# Ear fell inward



## Thunder storm (Jun 16, 2012)

My pup is 18 weeks and about a week ago 1 of his ears fell inward. Its up but looks like the leaning tower. The ears were up when I bought him and stayed up for a few weeks. He's losing his puppy teeth now, so I was thinking this might be the reason. 

Anyone know if this is normal and should I expect his ear to stand straight sooner or later? Or should I think about tape or glue?


----------



## paulag1955 (Jun 29, 2010)

Sounds normal. When both ear lean inward, you pup will look like he's wearing a tepee on his head.


----------



## Thunder storm (Jun 16, 2012)

So at 18 weeks this doesn't sound too late?


----------



## Thunder storm (Jun 16, 2012)

Sorry, this is my 1st GSD and due to my sons instant love for this dog I ended up spend more for this dog than I did the downpayment to my house. Just getting a little nervous.


----------



## Whiteshepherds (Aug 21, 2010)

Thunder storm said:


> So at 18 weeks this doesn't sound too late?
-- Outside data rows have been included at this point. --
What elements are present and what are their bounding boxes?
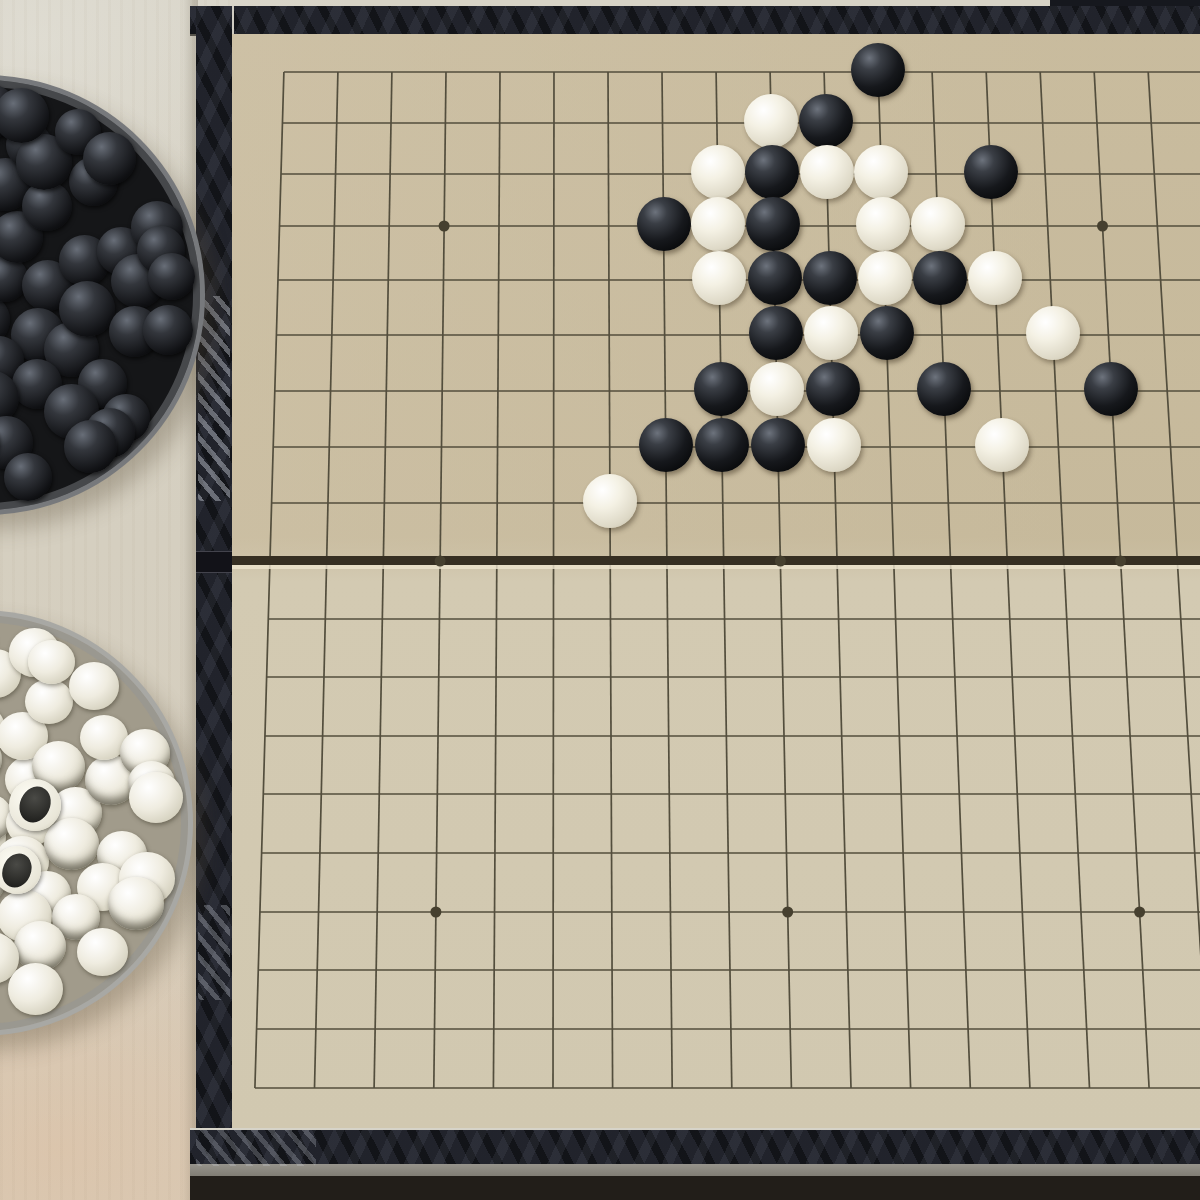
board-frame-top — [190, 6, 1200, 36]
white-stone-glyph: ○ — [920, 204, 955, 244]
black-stone-glyph: ● — [927, 369, 962, 409]
go-stone-black[interactable]: ● — [637, 197, 691, 251]
go-stone-black[interactable]: ● — [806, 362, 860, 416]
go-stone-black[interactable]: ● — [749, 306, 803, 360]
go-stone-white[interactable]: ○ — [750, 362, 804, 416]
go-stone-white[interactable]: ○ — [807, 418, 861, 472]
board-frame-bottom — [190, 1128, 1200, 1168]
frame-reflection — [198, 296, 230, 501]
white-stone-glyph: ○ — [809, 152, 844, 192]
bowl-stone-black[interactable] — [83, 132, 136, 185]
go-stone-black[interactable]: ● — [1084, 362, 1138, 416]
black-stone-glyph: ● — [812, 258, 847, 298]
white-stone-glyph: ○ — [978, 258, 1013, 298]
go-stone-black[interactable]: ● — [860, 306, 914, 360]
bowl-stone-black[interactable] — [4, 453, 52, 501]
black-stone-glyph: ● — [758, 313, 793, 353]
bowl-stone-white[interactable] — [25, 679, 73, 724]
go-stone-black[interactable]: ● — [799, 94, 853, 148]
board-frame-left — [196, 6, 234, 1180]
go-stone-black[interactable]: ● — [748, 251, 802, 305]
black-stone-glyph: ● — [869, 313, 904, 353]
black-stone-glyph: ● — [648, 425, 683, 465]
black-stone-glyph: ● — [815, 369, 850, 409]
black-stone-glyph: ● — [704, 425, 739, 465]
go-stone-black[interactable]: ● — [695, 418, 749, 472]
black-stone-glyph: ● — [973, 152, 1008, 192]
go-stone-white[interactable]: ○ — [1026, 306, 1080, 360]
go-stone-black[interactable]: ● — [964, 145, 1018, 199]
white-stone-glyph: ○ — [701, 204, 736, 244]
go-stone-white[interactable]: ○ — [975, 418, 1029, 472]
white-stone-glyph: ○ — [700, 152, 735, 192]
go-stone-white[interactable]: ○ — [804, 306, 858, 360]
go-stone-black[interactable]: ● — [746, 197, 800, 251]
black-stone-glyph: ● — [646, 204, 681, 244]
go-stone-white[interactable]: ○ — [583, 474, 637, 528]
bowl-stone-black[interactable] — [148, 253, 195, 300]
photo-scene: ●○●○●○○●●○●○○○●●○●○●○●○●○●●●●●●○○○ — [0, 0, 1200, 1200]
tilted-white-stone-dark-face[interactable] — [9, 779, 61, 831]
black-stone-glyph: ● — [808, 101, 843, 141]
stone-edge-shadow — [0, 849, 37, 892]
bowl-stone-white[interactable] — [77, 928, 128, 976]
bowl-stone-white[interactable] — [69, 662, 119, 710]
black-stone-glyph: ● — [923, 258, 958, 298]
white-stone-glyph: ○ — [754, 101, 789, 141]
go-stone-white[interactable]: ○ — [968, 251, 1022, 305]
frame-reflection — [196, 1130, 316, 1166]
bowl-stone-black[interactable] — [59, 281, 115, 337]
go-stone-black[interactable]: ● — [913, 251, 967, 305]
white-stone-glyph: ○ — [593, 481, 628, 521]
board-frame-bottom-edge — [190, 1164, 1200, 1176]
black-stone-glyph: ● — [757, 258, 792, 298]
black-stone-glyph: ● — [861, 50, 896, 90]
black-stone-glyph: ● — [755, 152, 790, 192]
go-stone-black[interactable]: ● — [851, 43, 905, 97]
white-stone-glyph: ○ — [759, 369, 794, 409]
go-stone-black[interactable]: ● — [751, 418, 805, 472]
white-stone-glyph: ○ — [814, 313, 849, 353]
bowl-stone-black[interactable] — [64, 420, 117, 473]
go-stone-black[interactable]: ● — [917, 362, 971, 416]
table-shadow-below-board — [190, 1176, 1200, 1200]
white-stone-glyph: ○ — [864, 152, 899, 192]
white-stone-glyph: ○ — [1035, 313, 1070, 353]
go-stone-white[interactable]: ○ — [744, 94, 798, 148]
go-stone-black[interactable]: ● — [639, 418, 693, 472]
bowl-stone-black[interactable] — [143, 305, 193, 355]
go-stone-white[interactable]: ○ — [856, 197, 910, 251]
black-stone-glyph: ● — [704, 369, 739, 409]
bowl-stone-white[interactable] — [129, 772, 183, 823]
go-stone-white[interactable]: ○ — [854, 145, 908, 199]
white-stone-glyph: ○ — [817, 425, 852, 465]
go-stone-white[interactable]: ○ — [858, 251, 912, 305]
black-stone-glyph: ● — [1094, 369, 1129, 409]
board-hinge-on-frame — [196, 551, 232, 573]
frame-reflection — [198, 905, 230, 1000]
white-stone-glyph: ○ — [867, 258, 902, 298]
go-stone-black[interactable]: ● — [803, 251, 857, 305]
go-stone-white[interactable]: ○ — [800, 145, 854, 199]
go-stone-white[interactable]: ○ — [692, 251, 746, 305]
bowl-stone-white[interactable] — [28, 640, 75, 684]
bowl-stone-white[interactable] — [44, 818, 99, 870]
black-stone-glyph: ● — [761, 425, 796, 465]
go-stone-black[interactable]: ● — [694, 362, 748, 416]
bowl-stone-white[interactable] — [108, 877, 164, 930]
go-stone-black[interactable]: ● — [745, 145, 799, 199]
go-stone-white[interactable]: ○ — [691, 145, 745, 199]
white-stone-glyph: ○ — [866, 204, 901, 244]
bowl-stone-white[interactable] — [8, 963, 63, 1015]
stone-edge-shadow — [14, 782, 57, 828]
white-stone-glyph: ○ — [985, 425, 1020, 465]
white-stone-glyph: ○ — [702, 258, 737, 298]
go-stone-white[interactable]: ○ — [691, 197, 745, 251]
black-stone-glyph: ● — [756, 204, 791, 244]
go-stone-white[interactable]: ○ — [911, 197, 965, 251]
Nope.  You might see his ears doing all sorts of weird things the whole time he's teething.


----------



## KZoppa (Aug 14, 2010)

the saying is if their ears are up before teething, they will very likely be up after teething. During teething, they may or may not go all kinds of crazy. If you're worried, slip some cottage cheese into his meals for the extra calcium and make sure he has plenty of appropriate chew toys to chomp on. Enjoy the wonky ears!


----------